Nous vivons dans un monde de réponses.
Un très beau mot lorsqu’il débouche logiquement sur son compère en étymologie, la responsabilité.
Un mot hélas dévitalisé, si on le prive de son alter ego en miroir, la question.
Le sémantisme indo-européen, *spend-, désigne la libation dont est sanctionné tout acte religieux et juridique. Ainsi l’offrande liquide authentifie-t-elle le serment prêté devant les divinités tutélaires, qui prémuniront contre le danger.
Le latin classique fait évoluer le sens vers le pacte de sécurité que deux contractants s’engagent à respecter, en se prenant mutuellement comme garants. Telle la caution qu’apporte le sponsor, de sa propre volonté donc spontanément.
*Sponsus, le fiancé épouse sa promise et scelle les épousailles, au cours desquelles *sponsio et *re-sponsio sont échangées. Réponses à un engagement solennel, en correspondance avec l’oracle qui a répondu favorablement.
Parce qu’une réponse engage celui qui la donne, parce qu’il est responsable de son contenu et surtout de ses conséquences, il ne s’agit pas d’un échange à la légère.
Cela supposerait-il donc que l’on prête une oreille plus attentive à la question qui l’a induite ?
Quelle drôle d’idée !…
Le spectacle assez lamentable que présente le brouhaha des échanges médiatiques ferait bien plutôt croire à une riposte généralisée…
Vous pouvez répéter la question ?
Le latin *quaerere, sans étymologie connue, englobe une pluralité de nuances : « demander avec insistance, chercher à se procurer un objet, un avantage, toujours concret, nécessaire à la vie ou à l’activité, rarement un renseignement ».
Le questeur est chargé des enquêtes criminelles, financières, s’enquiert du Trésor. Juge d’instruction, il enquête, par le questionnaire, la perquisition, recourant parfois à la question, torture mentale ou physique pour obtenir l’aveu, dont sont passés maîtres les inquisiteurs.Tout sauf exquis… Le réquisitoire ou l’acquittement ?
Acquérir, acquêt, conquérir, conquistador. Entre autres mots.
Dans l’inconscient collectif, à l’insu même de ceux qui s’y prêtent, la question n’échappe pas à ce filigrane d’insistance, voire de torture. Comme s’il s’agissait d’une intrusion dans l’intime.

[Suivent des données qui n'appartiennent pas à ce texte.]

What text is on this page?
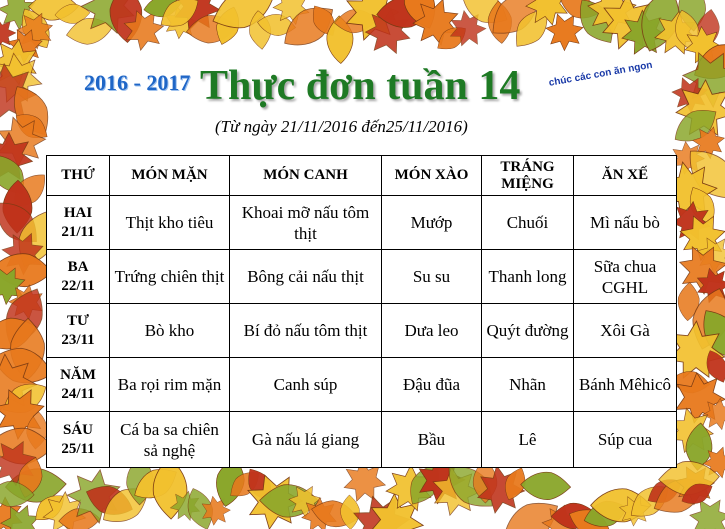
2016 - 2017 Thực đơn tuần 14	chúc các con ăn ngon
(Từ ngày 21/11/2016 đến25/11/2016)
THỨ	MÓN MẶN	MÓN CANH	MÓN XÀO	TRÁNG MIỆNG	ĂN XẾ
HAI
21/11	Thịt kho tiêu	Khoai mỡ nấu tôm thịt	Mướp	Chuối	Mì nấu bò
BA
22/11	Trứng chiên thịt	Bông cải nấu thịt	Su su	Thanh long	Sữa chua CGHL
TƯ
23/11	Bò kho	Bí đỏ nấu tôm thịt	Dưa leo	Quýt đường	Xôi Gà
NĂM
24/11	Ba rọi rim mặn	Canh súp	Đậu đũa	Nhãn	Bánh Mêhicô
SÁU
25/11	Cá ba sa chiên sả nghệ	Gà nấu lá giang	Bầu	Lê	Súp cua
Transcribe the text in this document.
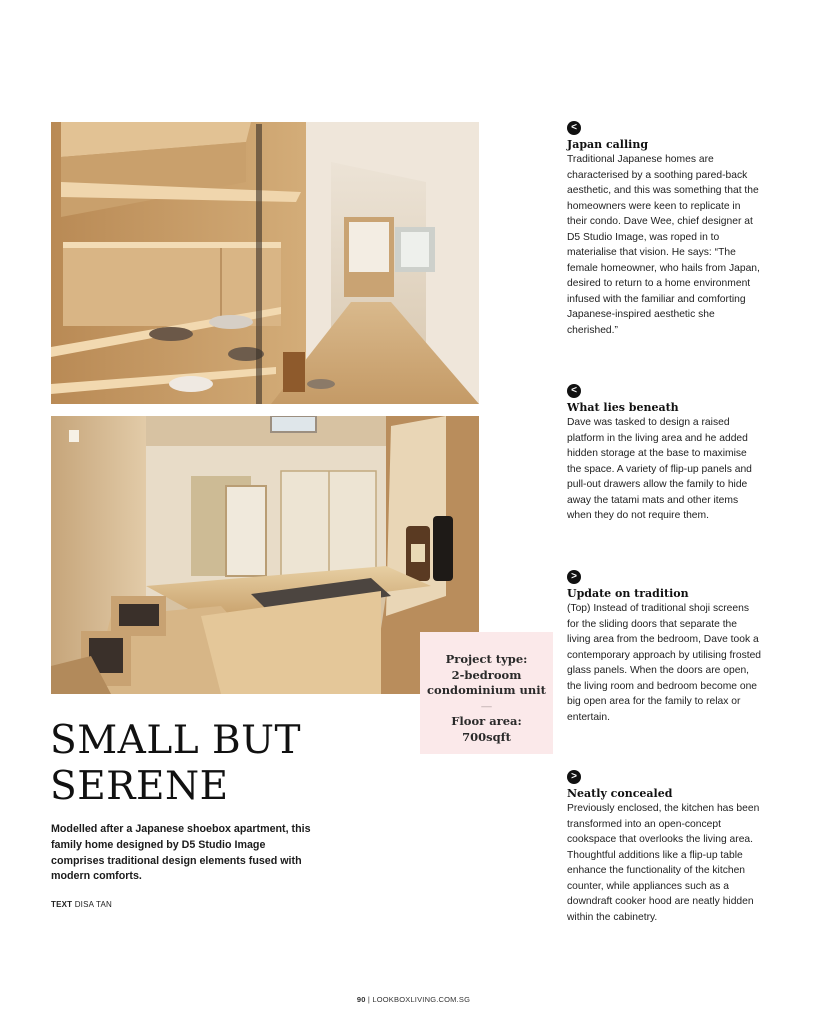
Project type:
2-bedroom
condominium unit
—
Floor area:
700sqft
SMALL BUT
SERENE

Modelled after a Japanese shoebox apartment, this family home designed by D5 Studio Image comprises traditional design elements fused with modern comforts.

TEXT DISA TAN
<
Japan calling

Traditional Japanese homes are characterised by a soothing pared-back aesthetic, and this was something that the homeowners were keen to replicate in their condo. Dave Wee, chief designer at D5 Studio Image, was roped in to materialise that vision. He says: “The female homeowner, who hails from Japan, desired to return to a home environment infused with the familiar and comforting Japanese-inspired aesthetic she cherished.”

<
What lies beneath

Dave was tasked to design a raised platform in the living area and he added hidden storage at the base to maximise the space. A variety of flip-up panels and pull-out drawers allow the family to hide away the tatami mats and other items when they do not require them.

>
Update on tradition

(Top) Instead of traditional shoji screens for the sliding doors that separate the living area from the bedroom, Dave took a contemporary approach by utilising frosted glass panels. When the doors are open, the living room and bedroom become one big open area for the family to relax or entertain.

>
Neatly concealed

Previously enclosed, the kitchen has been transformed into an open-concept cookspace that overlooks the living area. Thoughtful additions like a flip-up table enhance the functionality of the kitchen counter, while appliances such as a downdraft cooker hood are neatly hidden within the cabinetry.

90 | LOOKBOXLIVING.COM.SG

Et pourtant on assiste au grand déballage, sans retenue ni pudeur sur la scène publique et médiatique, de ses propres états d’âme, ou des petites vilénies d’autrui, de la trivialité sans intérêt du quotidien. Ah mais oui, sans difficulté !
Répondre à de vraies questions, en quête de sens, d’engagement, de projet, d’idéal, voire d’utopie ? Ah mais non ! Cela supposerait, en amont de la question, de s’interroger sur soi-même, sur l’humain en chacun, sur l’humanité, minuscule et majuscule.
J’interroge donc je suis, je réponds donc je suis responsable. Telle est la difficile conciliation entre liberté individuelle et équilibre collectif.
Albert Camus, toujours lui, répétait : « L’homme n’est rien en lui-même, il n’est qu’une chance infinie, mais il est le responsable infini de cette chance. »
Co-acteur au quotidien des questions essentielles et des réponses à tenter de leur apporter.
Encore faut-il accepter de se laisser perturber, dérouter d’évidences qui semblaient aller de soi, de convier l’inquiétude et le doute.
« Ni responsable ni coupable », la formule d’une élue de la République a fait florès depuis 1985, invitant à un dédouanement obscène de toute responsabilité passée et présente.